Inventory Management

Inventory Management

Inventory management techniques use formulas and analysis to plan stock. Others rely on procedures. All methods aim to improve accuracy. Companies use techniques depending on its needs and stock.

The guide to inventory management techniques can help you choose the best technique for your business. Here’s a summary of them.

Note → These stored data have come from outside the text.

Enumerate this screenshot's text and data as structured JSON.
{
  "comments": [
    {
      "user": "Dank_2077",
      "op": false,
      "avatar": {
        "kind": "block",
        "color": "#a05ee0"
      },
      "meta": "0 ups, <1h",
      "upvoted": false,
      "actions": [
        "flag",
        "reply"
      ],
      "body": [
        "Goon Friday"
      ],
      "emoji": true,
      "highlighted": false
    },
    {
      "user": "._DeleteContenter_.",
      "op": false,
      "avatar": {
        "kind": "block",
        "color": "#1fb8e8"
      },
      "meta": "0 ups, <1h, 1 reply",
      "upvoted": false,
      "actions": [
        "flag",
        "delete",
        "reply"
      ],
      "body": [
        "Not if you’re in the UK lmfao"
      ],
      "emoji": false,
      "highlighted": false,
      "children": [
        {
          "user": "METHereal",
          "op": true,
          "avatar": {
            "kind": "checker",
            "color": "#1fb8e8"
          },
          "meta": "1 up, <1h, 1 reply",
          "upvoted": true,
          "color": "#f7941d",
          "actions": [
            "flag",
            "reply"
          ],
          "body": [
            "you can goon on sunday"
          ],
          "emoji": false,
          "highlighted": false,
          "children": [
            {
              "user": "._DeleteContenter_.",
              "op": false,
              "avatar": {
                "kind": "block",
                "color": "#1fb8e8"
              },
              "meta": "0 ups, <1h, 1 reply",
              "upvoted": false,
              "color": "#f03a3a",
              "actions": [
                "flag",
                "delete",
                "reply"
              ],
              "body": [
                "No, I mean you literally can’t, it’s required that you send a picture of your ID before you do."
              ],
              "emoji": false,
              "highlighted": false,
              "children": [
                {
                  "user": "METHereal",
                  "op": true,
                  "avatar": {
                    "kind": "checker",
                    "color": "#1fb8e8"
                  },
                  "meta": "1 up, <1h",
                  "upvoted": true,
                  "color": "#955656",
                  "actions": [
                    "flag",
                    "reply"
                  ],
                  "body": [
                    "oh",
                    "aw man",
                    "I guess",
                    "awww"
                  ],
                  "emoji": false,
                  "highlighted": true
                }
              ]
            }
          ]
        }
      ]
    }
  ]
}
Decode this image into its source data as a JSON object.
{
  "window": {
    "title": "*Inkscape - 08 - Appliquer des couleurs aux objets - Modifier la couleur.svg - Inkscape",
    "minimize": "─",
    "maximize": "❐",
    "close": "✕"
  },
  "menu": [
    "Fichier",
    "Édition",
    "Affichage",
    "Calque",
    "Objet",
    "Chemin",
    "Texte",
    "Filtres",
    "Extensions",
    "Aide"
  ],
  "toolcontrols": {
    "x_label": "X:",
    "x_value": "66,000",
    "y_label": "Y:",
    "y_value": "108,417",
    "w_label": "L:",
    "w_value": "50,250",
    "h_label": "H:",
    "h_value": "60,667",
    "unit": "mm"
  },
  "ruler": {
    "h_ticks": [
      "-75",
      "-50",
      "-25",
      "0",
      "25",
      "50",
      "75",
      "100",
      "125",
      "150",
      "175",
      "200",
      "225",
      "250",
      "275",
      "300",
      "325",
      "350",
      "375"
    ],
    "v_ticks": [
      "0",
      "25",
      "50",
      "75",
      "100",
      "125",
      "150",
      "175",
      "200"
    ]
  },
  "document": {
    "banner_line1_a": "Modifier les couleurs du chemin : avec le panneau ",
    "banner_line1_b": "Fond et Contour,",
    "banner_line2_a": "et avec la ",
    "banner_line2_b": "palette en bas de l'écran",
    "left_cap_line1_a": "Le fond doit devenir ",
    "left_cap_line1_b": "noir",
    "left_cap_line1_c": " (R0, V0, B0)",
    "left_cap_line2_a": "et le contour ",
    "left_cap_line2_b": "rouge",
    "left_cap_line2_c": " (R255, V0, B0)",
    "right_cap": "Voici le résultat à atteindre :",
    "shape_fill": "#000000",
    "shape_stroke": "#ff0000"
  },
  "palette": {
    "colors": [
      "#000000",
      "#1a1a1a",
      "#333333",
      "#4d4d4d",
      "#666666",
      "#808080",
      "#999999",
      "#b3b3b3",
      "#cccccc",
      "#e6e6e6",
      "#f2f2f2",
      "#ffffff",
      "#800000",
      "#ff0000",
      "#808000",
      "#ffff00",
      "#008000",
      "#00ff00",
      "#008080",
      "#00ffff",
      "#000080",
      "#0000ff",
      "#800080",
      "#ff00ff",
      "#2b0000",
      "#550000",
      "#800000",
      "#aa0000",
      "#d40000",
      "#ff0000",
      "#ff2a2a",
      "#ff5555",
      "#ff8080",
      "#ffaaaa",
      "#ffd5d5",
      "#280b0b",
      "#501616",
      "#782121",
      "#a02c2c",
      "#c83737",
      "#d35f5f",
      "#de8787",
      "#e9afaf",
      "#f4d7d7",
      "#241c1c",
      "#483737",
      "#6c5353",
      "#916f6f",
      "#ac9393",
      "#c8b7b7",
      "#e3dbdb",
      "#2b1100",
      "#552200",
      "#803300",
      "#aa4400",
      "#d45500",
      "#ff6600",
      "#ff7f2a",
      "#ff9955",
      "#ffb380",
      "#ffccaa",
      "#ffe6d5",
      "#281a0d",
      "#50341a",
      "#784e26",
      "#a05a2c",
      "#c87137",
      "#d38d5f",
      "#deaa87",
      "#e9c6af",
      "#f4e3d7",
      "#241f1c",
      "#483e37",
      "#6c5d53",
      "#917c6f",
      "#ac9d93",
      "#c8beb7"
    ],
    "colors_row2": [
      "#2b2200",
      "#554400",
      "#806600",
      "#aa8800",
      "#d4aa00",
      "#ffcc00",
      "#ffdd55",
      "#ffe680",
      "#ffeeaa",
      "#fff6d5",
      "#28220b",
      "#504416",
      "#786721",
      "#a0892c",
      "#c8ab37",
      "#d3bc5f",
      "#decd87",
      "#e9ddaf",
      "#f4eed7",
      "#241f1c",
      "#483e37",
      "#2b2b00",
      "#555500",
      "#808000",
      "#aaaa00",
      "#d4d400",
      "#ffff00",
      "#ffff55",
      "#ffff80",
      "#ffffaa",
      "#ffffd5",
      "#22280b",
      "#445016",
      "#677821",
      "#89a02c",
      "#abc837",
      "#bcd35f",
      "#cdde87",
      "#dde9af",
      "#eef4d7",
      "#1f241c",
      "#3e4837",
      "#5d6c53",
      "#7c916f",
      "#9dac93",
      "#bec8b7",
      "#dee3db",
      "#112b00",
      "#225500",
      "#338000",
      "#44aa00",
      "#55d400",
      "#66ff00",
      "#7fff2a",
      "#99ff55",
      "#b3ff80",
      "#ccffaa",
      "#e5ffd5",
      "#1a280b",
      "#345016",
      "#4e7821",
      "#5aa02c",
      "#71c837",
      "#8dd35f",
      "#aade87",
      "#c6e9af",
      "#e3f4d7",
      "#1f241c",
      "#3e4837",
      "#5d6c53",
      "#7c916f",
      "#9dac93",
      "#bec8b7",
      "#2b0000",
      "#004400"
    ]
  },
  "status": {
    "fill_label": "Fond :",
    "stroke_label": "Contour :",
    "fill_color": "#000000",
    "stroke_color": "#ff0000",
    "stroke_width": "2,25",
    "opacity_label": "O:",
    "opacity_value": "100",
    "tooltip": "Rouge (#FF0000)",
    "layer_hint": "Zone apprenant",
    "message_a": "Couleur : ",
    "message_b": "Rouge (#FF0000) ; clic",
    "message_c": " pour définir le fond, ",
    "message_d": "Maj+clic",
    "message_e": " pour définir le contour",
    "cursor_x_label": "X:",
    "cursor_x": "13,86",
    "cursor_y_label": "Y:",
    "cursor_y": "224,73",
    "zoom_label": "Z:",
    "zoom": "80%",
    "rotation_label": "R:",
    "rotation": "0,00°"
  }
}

  • ABC Analysis: This method identifies the most and least popular stock types.
  • Batch tracking: This method groups similar items to track expiration dates and trace defective items.
  • Bulk Shipments: This method considers unpacked materials that suppliers load directly onto ships or trucks. It involves buying, storing, and shipping inventory in bulk.
  • Consignment: When practicing consignment inventory management, your business won’t pay its supplier until a product is sold. That supplier also retains ownership of the inventory until your company sells it.
  • Cross-Docking: Using this method, you’ll unload items directly from a supplier truck to a delivery truck. Warehousing is eliminated.
  • Demand Forecasting: This form of predictive analytics predicts customer demand.
  • Dropshipping: Dropshipping is when the supplier ships items directly from its warehouse to the customer.
  • Economic Order Quantity (EOQ):This formula shows exactly how much inventory a company should order to reduce holding and other costs.
  • FIFO and LIFO:First in, first out (FIFO) means you move the oldest stock first. Last in, first out (LIFO) considers that prices always rise, so the most recently purchased inventory is the most expensive and thus sold first.
  • Just-In-Time Inventory (JIT):Companies use this method to maintain the lowest stock levels before refilling.
  • Lean manufacturing:This methodology focuses on removing waste or any item that does not provide value to the customer from the manufacturing system.
  • Materials Requirements Planning (MRP):This system handles planning, scheduling, and inventory control for manufacturing.
  • Minimum order quantity:A company that relies on minimum order quantities will order minimum inventory amounts from wholesalers to keep costs low.
  • Reorder Point Formula:Businesses use this formula to find the minimum amount of stock before reordering, then manage their inventory accordingly.
  • Perpetual inventory management:This technique records stock sales and usage in real time. Read “The Definitive Guide to Perpetual Inventory” to learn more about this practice.
  • Safety stock:An inventory management ethos that prioritizes safety stock will ensure there’s always extra stock set aside in case the company can’t replenish those items.
  • Six Sigma:This is a data-based method for removing waste from businesses as it relates to inventory.
  • Lean Six Sigma:It combines lean management and Six Sigma practices to eliminate waste and increase efficiency.